The UN says it has had to halt the movement of aid and aid workers within Gaza on Monday due to a new Israeli evacuation order for the Deir al-Balah area, which had become a hub for its workers.

The new evacuation orders forced many families and patients to leave al-Aqsa hospital in central Gaza, where hundreds of thousands of residents and displaced people had taken shelter, for fear of Israeli bombardments. Gaza’s health ministry called for the 100 patients inside the hospital, and the medical teams who remained to care for them, to be protected.

The UN’s World Food Programme warned that the food distribution centres and community kitchens it supports in Gaza are increasingly being disrupted by Israeli evacuation orders.

Five Palestinians were killed in an Israeli strike on the occupied West Bank on Monday in the Nur Shams refugee camp near the city of Tulkarm, the Palestinian health ministry said in a statement. The Israeli military said its aircraft struck a militant operations centre in the camp, and that troops were separately blocking routes and conducting searches in the West Bank after reports of an abduction.

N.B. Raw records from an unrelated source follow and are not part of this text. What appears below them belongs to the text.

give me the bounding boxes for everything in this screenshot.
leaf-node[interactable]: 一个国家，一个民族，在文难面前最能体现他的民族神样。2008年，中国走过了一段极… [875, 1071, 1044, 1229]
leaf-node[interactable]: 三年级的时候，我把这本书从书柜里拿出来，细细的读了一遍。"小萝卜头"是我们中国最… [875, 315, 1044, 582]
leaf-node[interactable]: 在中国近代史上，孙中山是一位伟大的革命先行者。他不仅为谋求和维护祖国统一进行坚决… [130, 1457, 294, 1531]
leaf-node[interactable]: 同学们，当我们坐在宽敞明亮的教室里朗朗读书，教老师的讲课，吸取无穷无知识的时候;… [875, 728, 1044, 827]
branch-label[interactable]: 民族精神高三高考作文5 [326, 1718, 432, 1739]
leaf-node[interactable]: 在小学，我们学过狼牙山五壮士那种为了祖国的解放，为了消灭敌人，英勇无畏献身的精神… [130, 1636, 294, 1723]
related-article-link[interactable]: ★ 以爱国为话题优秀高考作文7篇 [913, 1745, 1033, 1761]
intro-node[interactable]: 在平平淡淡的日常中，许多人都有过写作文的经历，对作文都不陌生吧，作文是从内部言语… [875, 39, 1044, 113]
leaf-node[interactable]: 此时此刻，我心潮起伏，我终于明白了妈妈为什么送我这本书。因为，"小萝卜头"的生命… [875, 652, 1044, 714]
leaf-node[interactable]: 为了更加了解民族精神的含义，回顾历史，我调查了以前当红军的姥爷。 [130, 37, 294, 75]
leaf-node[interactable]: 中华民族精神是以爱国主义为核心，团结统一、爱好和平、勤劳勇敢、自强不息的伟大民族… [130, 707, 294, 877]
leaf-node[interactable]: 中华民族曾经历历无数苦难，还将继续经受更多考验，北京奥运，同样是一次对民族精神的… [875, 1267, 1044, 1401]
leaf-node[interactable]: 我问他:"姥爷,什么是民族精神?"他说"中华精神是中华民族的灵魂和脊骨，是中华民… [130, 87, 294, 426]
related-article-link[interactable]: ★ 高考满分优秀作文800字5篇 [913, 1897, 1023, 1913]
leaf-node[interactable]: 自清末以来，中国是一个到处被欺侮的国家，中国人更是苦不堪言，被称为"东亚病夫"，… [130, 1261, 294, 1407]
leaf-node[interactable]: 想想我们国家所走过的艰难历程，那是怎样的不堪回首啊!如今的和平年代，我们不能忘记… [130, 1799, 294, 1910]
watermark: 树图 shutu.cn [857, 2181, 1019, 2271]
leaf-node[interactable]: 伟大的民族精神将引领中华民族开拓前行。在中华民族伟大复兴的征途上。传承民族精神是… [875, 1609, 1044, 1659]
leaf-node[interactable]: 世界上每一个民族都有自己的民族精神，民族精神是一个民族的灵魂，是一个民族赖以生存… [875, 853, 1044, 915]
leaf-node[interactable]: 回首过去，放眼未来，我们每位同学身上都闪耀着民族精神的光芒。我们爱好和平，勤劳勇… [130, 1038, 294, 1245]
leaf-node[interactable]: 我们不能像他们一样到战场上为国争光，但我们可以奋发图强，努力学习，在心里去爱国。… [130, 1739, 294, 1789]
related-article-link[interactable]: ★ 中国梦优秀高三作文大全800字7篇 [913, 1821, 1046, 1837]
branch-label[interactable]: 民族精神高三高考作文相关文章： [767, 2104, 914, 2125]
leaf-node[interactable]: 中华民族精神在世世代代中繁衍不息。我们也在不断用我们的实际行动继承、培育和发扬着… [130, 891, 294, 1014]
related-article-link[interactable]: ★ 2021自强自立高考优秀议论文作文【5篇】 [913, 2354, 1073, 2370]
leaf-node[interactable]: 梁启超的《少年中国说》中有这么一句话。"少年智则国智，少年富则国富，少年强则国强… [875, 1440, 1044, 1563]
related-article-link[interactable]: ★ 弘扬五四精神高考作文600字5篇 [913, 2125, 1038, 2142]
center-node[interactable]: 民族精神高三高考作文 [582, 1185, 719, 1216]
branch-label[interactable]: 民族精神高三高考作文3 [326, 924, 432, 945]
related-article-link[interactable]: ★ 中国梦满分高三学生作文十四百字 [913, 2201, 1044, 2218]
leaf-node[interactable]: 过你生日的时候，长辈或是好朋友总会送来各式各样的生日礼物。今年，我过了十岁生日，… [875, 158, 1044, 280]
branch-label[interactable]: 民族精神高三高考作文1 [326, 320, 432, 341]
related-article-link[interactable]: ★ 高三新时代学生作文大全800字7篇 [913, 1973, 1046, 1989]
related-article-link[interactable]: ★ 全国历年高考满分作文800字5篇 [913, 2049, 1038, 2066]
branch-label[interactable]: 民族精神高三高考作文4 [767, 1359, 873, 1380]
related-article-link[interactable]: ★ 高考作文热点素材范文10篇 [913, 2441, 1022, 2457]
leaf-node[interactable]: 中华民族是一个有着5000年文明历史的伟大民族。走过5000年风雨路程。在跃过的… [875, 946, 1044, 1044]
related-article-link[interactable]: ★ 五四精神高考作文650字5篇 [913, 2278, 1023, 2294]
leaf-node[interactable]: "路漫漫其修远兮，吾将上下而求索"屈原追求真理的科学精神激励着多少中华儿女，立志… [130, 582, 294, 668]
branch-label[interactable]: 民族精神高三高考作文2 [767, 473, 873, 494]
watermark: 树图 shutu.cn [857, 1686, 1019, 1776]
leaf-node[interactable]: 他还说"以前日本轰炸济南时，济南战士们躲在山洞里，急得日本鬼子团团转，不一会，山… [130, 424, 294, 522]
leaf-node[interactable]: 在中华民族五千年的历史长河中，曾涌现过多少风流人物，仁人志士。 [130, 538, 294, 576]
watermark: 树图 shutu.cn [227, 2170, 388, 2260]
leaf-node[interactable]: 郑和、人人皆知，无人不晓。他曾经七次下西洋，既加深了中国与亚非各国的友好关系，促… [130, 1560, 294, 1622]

Israeli settlers shot dead one Palestinian and wounded three others in the occupied West Bank’s Bethlehem. The Israeli military said it was looking into reports on the settler raid, it added.

Some Israeli officials and media reacted with satisfaction on Monday after a long-expected missile attack by the Iranian-backed Hezbollah movement appeared to have been largely thwarted by pre-emptive Israeli strikes in southern Lebanon. Israeli government spokesperson David Mencer said Hezbollah had suffered a “crushing blow” from the Israeli strikes but that a longer lasting solution was still needed.

Benjamin Netanyahu faced a political backlash in Israel for the limited nature of Sunday’s airstrikes against Hezbollah, amid calls for a broader offensive in Lebanon. Some of the fiercest criticism came from the far-right wing of the prime minister’s own fractious coalition, which is also increasingly divided over the status of Jerusalem’s holiest site.

The United States continues to assess that the threat of attack against Israel by Iran and its proxy groups still exists, the Pentagon said on Monday, after Hezbollah launched hundreds of rockets and drones at Israel in retaliation for the killing of a senior Hezbollah commander. “I would point you to some of the public comments that have been made by Iranian leaders and others … we continue to assess that there is a threat of attack,” Pentagon spokesperson air force Maj Gen Patrick Ryder told reporters.

The brother of the Australian aid worker Zomi Frankcom, who was killed in an Israeli airstrike, has called for those responsible for his sister’s death to be prosecuted and punished. Frankcom, a 43-year-old from Melbourne who was working in Gaza with World Central Kitchen, was one of seven people killed in April when a convoy of cars was hit by an Israeli airstrike. Israel’s defence force conducted an investigation into the incident, which resulted in two officers being dismissed and three others being reprimanded. Mal Frankcom told the ABC he did not feel this was an adequate response.